I will release a set of program roms and information how to make a conversion from say, F1 super lap.

This is not a cheap conversion to do. From the top of my head, 4x 27C080, 2x 27C1024, 8x27C160 (or 27C322) + cost of a rom board/donor. Bordering on $200 when an original is $250 average.
It's usefull if you have rom boards around. The game itself is not a really great belt scroller, but Spiderman and this are the most decent releases on this platform.

 

[Derick2k]

Nice work!

 

[jassin000]

The game itself is not a really great belt scroller, but Spiderman and this are the most decent releases on this platform.

Indeed, I still own a Spider-man System32... But I traded my USA Golden Axe 2 for a CPS3 (Darksoft SuperBIOS) setup, and now I need to remedy this/get another one.
BTW you want to talk expensive conversions, I paid 350$ for a Galaga 88' then another 150$ to convert into Splatterhouse... WORTH IT, that game is freaking awesome!

Miss you GA2

 

[Darksoft]

The game itself is not a really great belt scroller, but Spiderman and this are the most decent releases on this platform.

Indeed, I still own a Spider-man System32... But I traded my USA Golden Axe 2 for a CPS3 (Darksoft SuperBIOS) setup, and now I need to remedy this/get another one. BTW you want to talk expensive conversions, I paid 350$ for a Galaga 88' then another 150$ to convert into Splatterhouse... WORTH IT, that game is freaking awesome!

Miss you GA2

Wow I didn't know you could convert a Galaga into Splatter House 2 so easily?

Maybe you want to showcase your conversion in a thread?

 

[jassin000]

Maybe you want to showcase your conversion in a thread?

I kinda showed it off in my Vewlix to JAMMA and beyond thread...
Truth is I didn't make it, or I would have been bragging about it more.
You actually know the person who made it for me, but I was told not to advertise that he makes conversions so I can't name drop.

What a strange world "hard core" arcade gaming can be huh?
Just look at Arcade-Otaku's rules... Can't sell more than X conversions a year...
Uh guys I love your site and everything, but I'll sell whatever the fuck I please, and fuck you for telling me otherwise (Jason is done with AO now)!

 

[K405]

BTW you want to talk expensive conversions, I paid 350$ for a Galaga 88' then another 150$ to convert into Splatterhouse... WORTH IT, that game is freaking awesome!

Paid around the same price for my Galaga '88

Wow I didn't know you could convert a Galaga into Splatter House 2 so easily?

I kinda showed it off in my Vewlix to JAMMA and beyond thread...
Truth is I didn't make it, or I would have been bragging about it more.
You actually know the person who made it for me, but I was told not to advertise that he makes conversions so I can't name drop.

Would also be nice to convert Galaga '88 into Dragon Spirit (if that's even possible that is) Or give Mike (Vector-Labs) the ability to flash it into his marvelous 4 in 1 Namco kit.
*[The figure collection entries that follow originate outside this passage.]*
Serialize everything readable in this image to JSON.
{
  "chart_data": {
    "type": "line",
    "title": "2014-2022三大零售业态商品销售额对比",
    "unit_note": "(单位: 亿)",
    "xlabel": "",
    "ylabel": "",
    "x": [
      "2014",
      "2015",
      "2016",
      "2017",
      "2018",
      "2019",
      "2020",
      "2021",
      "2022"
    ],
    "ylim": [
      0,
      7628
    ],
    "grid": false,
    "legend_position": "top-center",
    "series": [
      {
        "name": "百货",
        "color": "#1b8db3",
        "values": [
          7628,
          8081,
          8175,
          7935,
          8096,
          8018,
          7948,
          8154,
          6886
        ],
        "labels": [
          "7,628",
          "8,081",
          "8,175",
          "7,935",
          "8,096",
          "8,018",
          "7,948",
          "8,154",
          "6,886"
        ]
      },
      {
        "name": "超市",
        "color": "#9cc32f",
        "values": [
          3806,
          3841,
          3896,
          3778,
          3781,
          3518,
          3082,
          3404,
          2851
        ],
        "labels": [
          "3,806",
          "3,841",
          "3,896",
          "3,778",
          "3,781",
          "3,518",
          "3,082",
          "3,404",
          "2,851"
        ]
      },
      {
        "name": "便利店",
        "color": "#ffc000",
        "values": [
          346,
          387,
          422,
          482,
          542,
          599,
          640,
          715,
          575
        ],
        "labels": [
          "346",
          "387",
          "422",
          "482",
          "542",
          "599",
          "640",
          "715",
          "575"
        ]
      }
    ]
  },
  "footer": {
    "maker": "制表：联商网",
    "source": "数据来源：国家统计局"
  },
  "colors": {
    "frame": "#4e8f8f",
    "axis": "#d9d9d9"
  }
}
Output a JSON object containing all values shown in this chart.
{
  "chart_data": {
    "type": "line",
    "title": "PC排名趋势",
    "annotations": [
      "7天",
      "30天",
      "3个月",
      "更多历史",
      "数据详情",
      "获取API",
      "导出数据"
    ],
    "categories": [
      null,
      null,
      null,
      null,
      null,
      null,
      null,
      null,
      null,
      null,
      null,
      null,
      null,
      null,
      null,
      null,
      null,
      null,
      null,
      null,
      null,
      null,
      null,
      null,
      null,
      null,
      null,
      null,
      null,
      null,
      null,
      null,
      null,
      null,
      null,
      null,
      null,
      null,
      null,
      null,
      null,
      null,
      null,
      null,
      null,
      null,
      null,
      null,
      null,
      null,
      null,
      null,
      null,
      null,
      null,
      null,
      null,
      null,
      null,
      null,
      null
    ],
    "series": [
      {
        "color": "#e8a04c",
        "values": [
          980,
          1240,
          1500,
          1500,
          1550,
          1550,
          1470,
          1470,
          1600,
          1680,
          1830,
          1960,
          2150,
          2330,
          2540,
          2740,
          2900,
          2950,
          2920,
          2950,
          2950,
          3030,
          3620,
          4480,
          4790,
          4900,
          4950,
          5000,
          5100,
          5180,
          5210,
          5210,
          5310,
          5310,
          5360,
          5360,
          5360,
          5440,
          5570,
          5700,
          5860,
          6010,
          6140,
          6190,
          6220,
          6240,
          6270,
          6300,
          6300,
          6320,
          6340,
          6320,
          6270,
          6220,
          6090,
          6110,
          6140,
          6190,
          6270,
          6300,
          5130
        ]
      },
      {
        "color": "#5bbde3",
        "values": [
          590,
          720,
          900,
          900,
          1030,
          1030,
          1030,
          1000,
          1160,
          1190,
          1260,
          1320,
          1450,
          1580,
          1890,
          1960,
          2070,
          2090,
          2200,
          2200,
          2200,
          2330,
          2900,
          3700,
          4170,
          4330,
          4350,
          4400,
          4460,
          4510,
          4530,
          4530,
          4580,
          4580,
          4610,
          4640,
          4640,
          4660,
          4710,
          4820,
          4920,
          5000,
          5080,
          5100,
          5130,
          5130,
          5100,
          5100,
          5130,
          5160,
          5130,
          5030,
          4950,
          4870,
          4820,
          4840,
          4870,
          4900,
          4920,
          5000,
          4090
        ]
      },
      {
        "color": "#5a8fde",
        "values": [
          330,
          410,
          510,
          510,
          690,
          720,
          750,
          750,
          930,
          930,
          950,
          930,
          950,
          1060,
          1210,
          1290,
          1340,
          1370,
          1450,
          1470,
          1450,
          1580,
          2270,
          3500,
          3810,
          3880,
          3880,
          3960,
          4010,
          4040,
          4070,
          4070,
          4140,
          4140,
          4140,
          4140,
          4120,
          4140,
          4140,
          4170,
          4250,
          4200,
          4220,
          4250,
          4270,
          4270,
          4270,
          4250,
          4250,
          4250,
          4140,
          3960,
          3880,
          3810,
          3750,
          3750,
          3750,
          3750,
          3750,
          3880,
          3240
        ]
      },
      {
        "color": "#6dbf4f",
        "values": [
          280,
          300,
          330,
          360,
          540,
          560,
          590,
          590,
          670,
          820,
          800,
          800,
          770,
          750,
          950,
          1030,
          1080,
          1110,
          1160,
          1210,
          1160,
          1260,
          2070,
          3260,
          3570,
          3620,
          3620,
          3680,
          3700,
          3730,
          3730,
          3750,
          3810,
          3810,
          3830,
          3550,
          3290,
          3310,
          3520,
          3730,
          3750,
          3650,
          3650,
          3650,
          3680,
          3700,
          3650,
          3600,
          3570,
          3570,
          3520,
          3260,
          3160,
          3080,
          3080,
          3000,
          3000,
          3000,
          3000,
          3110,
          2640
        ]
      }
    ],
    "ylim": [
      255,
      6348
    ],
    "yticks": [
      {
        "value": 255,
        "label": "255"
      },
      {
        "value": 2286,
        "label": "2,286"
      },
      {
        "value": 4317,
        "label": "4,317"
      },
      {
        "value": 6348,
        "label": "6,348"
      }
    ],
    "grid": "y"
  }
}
This is my pure egoistic greedy end gamer point of view of course (as always!)

 

[jassin000]

Would also be nice to convert Galaga '88 into Dragon Spirit (if that's even possible that is)

I'm told the problem with Dragon Spirit is it has not been converted properly and this is the reason why it won't run/boot.
If someone with the skills wants to take a look at it, I'm 99.9% sure we can convert Galaga 88 into DS with a proper set.

 

[caldwert]

Very interesting news about Golden Axe 2. I own one that works perfectly, but have a buddy who has one with the very problem you mention, a dead security daughterboard.